- Born: 8 June 1997 (age 28) New Zealand
- Education: Ōpōtiki College
- Occupation: Actor
- Years active: 2010–present
- Notable work: Boy; The Dark Horse; The Dead Lands; Pork Pie; The Breaker Upperers;

= James Rolleston =

New Zealand actor (born 1997)

James Rolleston (born 8 June 1997) is a New Zealand actor known for the films Boy and The Dark Horse. The latter was released in October 2014 and had its world premiere at the 2014 Toronto International Film Festival on 4 September.

==Film career==
Rolleston made his screen debut in the Taika Waititi film Boy, playing the main role of the child who idolises his father.

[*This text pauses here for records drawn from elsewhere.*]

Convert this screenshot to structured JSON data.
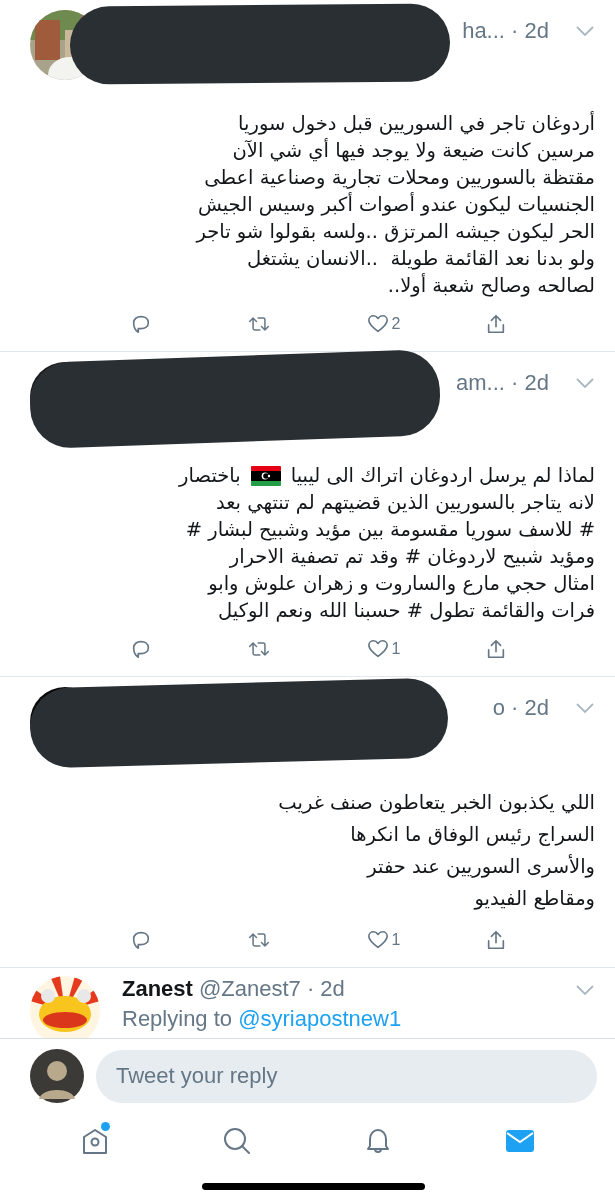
{
  "tweets": [
    {
      "handle": "ha...",
      "time": "· 2d",
      "text": "أردوغان تاجر في السوريين قبل دخول سوريا\nمرسين كانت ضيعة ولا يوجد فيها أي شي الآن\nمقتظة بالسوريين ومحلات تجارية وصناعية اعطى\nالجنسيات ليكون عندو أصوات أكبر وسيس الجيش\nالحر ليكون جيشه المرتزق ..ولسه بقولوا شو تاجر\nولو بدنا نعد القائمة طويلة  ..الانسان يشتغل\nلصالحه وصالح شعبة أولا..",
      "like_count": "2"
    },
    {
      "handle": "am...",
      "time": "· 2d",
      "lead": {
        "before": "لماذا لم يرسل اردوغان اتراك الى ليبيا",
        "after": "باختصار"
      },
      "text": "لانه يتاجر بالسوريين الذين قضيتهم لم تنتهي بعد\n# للاسف سوريا مقسومة بين مؤيد وشبيح لبشار #\nومؤيد شبيح لاردوغان # وقد تم تصفية الاحرار\nامثال حجي مارع والساروت و زهران علوش وابو\nفرات والقائمة تطول # حسبنا الله ونعم الوكيل",
      "like_count": "1"
    },
    {
      "handle": "o",
      "time": "· 2d",
      "text": "اللي يكذبون الخبر يتعاطون صنف غريب\nالسراج رئيس الوفاق ما انكرها\nوالأسرى السوريين عند حفتر\nومقاطع الفيديو",
      "like_count": "1"
    }
  ],
  "reply_preview": {
    "name": "Zanest",
    "handle": "@Zanest7",
    "time": "· 2d",
    "replying_to": "Replying to",
    "mention": "@syriapostnew1"
  },
  "composer": {
    "placeholder": "Tweet your reply"
  },
  "tabs": [
    {
      "kind": "home",
      "selected": false,
      "badge": true
    },
    {
      "kind": "search",
      "selected": false,
      "badge": false
    },
    {
      "kind": "notifications",
      "selected": false,
      "badge": false
    },
    {
      "kind": "messages",
      "selected": true,
      "badge": false
    }
  ]
}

Boy became the most successful local film released in New Zealand to date. In 2014 he took roles in two further films: critically acclaimed drama The Dark Horse, in which he co-starred opposite Cliff Curtis as a teenager who is set to be initiated into a gang, and action movie The Dead Lands, in which he plays a young Māori warrior seeking vengeance for the massacre of his family. Rolleston also starred in Pork Pie, the 2017 remake of the New Zealand classic Goodbye Pork Pie.

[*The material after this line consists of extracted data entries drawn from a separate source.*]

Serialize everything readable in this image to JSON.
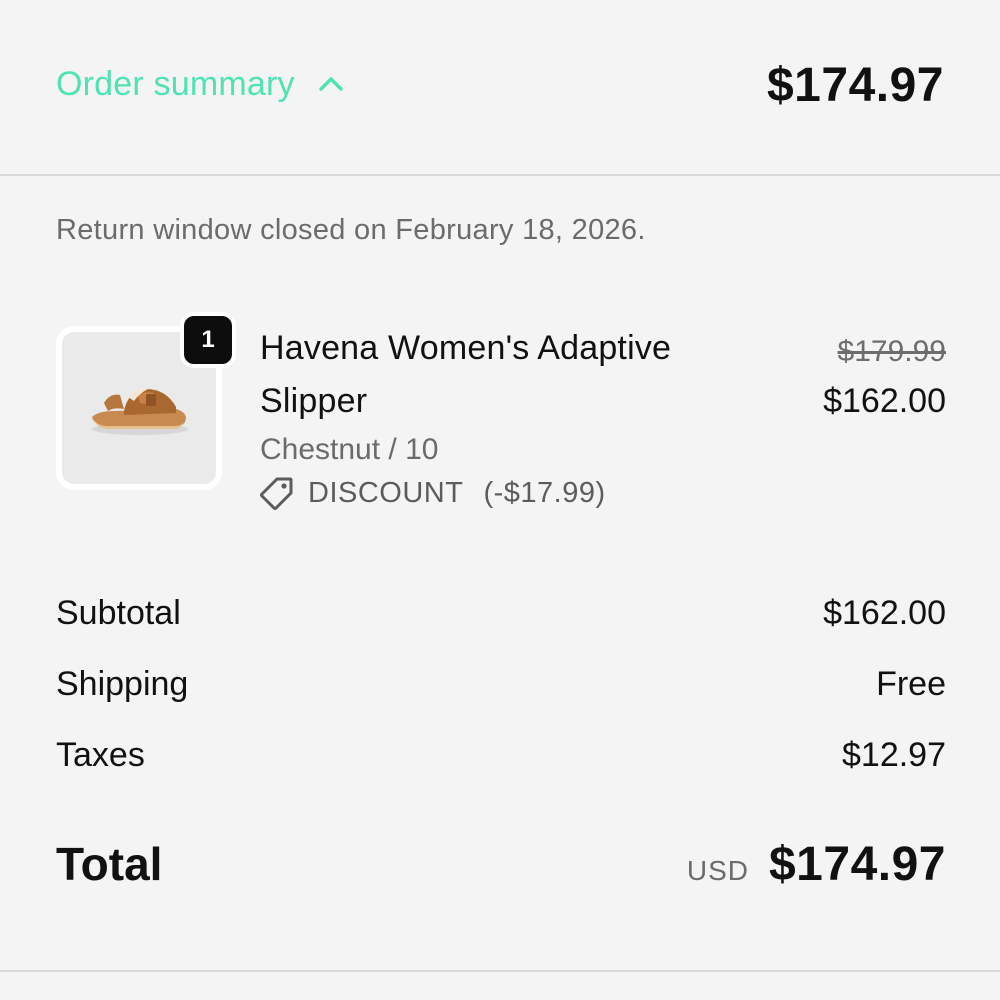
{
  "header": {
    "toggle_label": "Order summary",
    "toggle_icon": "chevron-up-icon",
    "total": "$174.97"
  },
  "notice": "Return window closed on February 18, 2026.",
  "line_item": {
    "quantity": "1",
    "title": "Havena Women's Adaptive Slipper",
    "variant": "Chestnut / 10",
    "discount_label": "DISCOUNT",
    "discount_amount": "(-$17.99)",
    "discount_icon": "tag-icon",
    "price_original": "$179.99",
    "price_current": "$162.00",
    "image_icon": "slipper-image"
  },
  "totals": {
    "subtotal_label": "Subtotal",
    "subtotal_value": "$162.00",
    "shipping_label": "Shipping",
    "shipping_value": "Free",
    "taxes_label": "Taxes",
    "taxes_value": "$12.97",
    "total_label": "Total",
    "currency": "USD",
    "total_value": "$174.97"
  },
  "colors": {
    "accent": "#4fe3b3",
    "background": "#f4f4f4",
    "text": "#111111",
    "muted": "#6b6b6b"
  }
}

Rolleston has frequently appeared in Vodafone New Zealand television commercials.

===Filmography===

| Year | Film | Role | Notes |
|---|---|---|---|
| 2010 | Boy | Alamein ("Boy") |  |
| 2010 | Frosty Man and the BMX Kid | BMX Kid | Short film |
| 2014 | Man | Eli | Short film |
| 2014 | The Dark Horse | Mana |  |
| 2014 | The Dead Lands | Hongi |  |
| 2016 | The Rehearsal | Stanley |  |
| 2016 | Amua | Teina | Short film |
| 2017 | Pork Pie | Luke |  |
| 2018 | The Breaker Upperers | Jordan |  |
| 2022 | Whina | Gabriel |  |
| 2023 | Uproar | Jamie Waaka |  |

== Personal life ==
Rolleston is from Ōpōtiki.

On 26 July 2016, Rolleston was charged with dangerous driving while driving with close friend Kaleb Maxwell, when the vehicle they were in crashed into a bridge in Ōpōtiki. Rolleston was seriously injured in the crash with injuries to his lower body and brain. In November, 2016, he made his first public appearance, presenting the Supreme Award at the Attitude Awards. He has spoken about his ongoing recovery, revealing he required rehabilitation to learn how to walk, speak, and use basic motor skills again.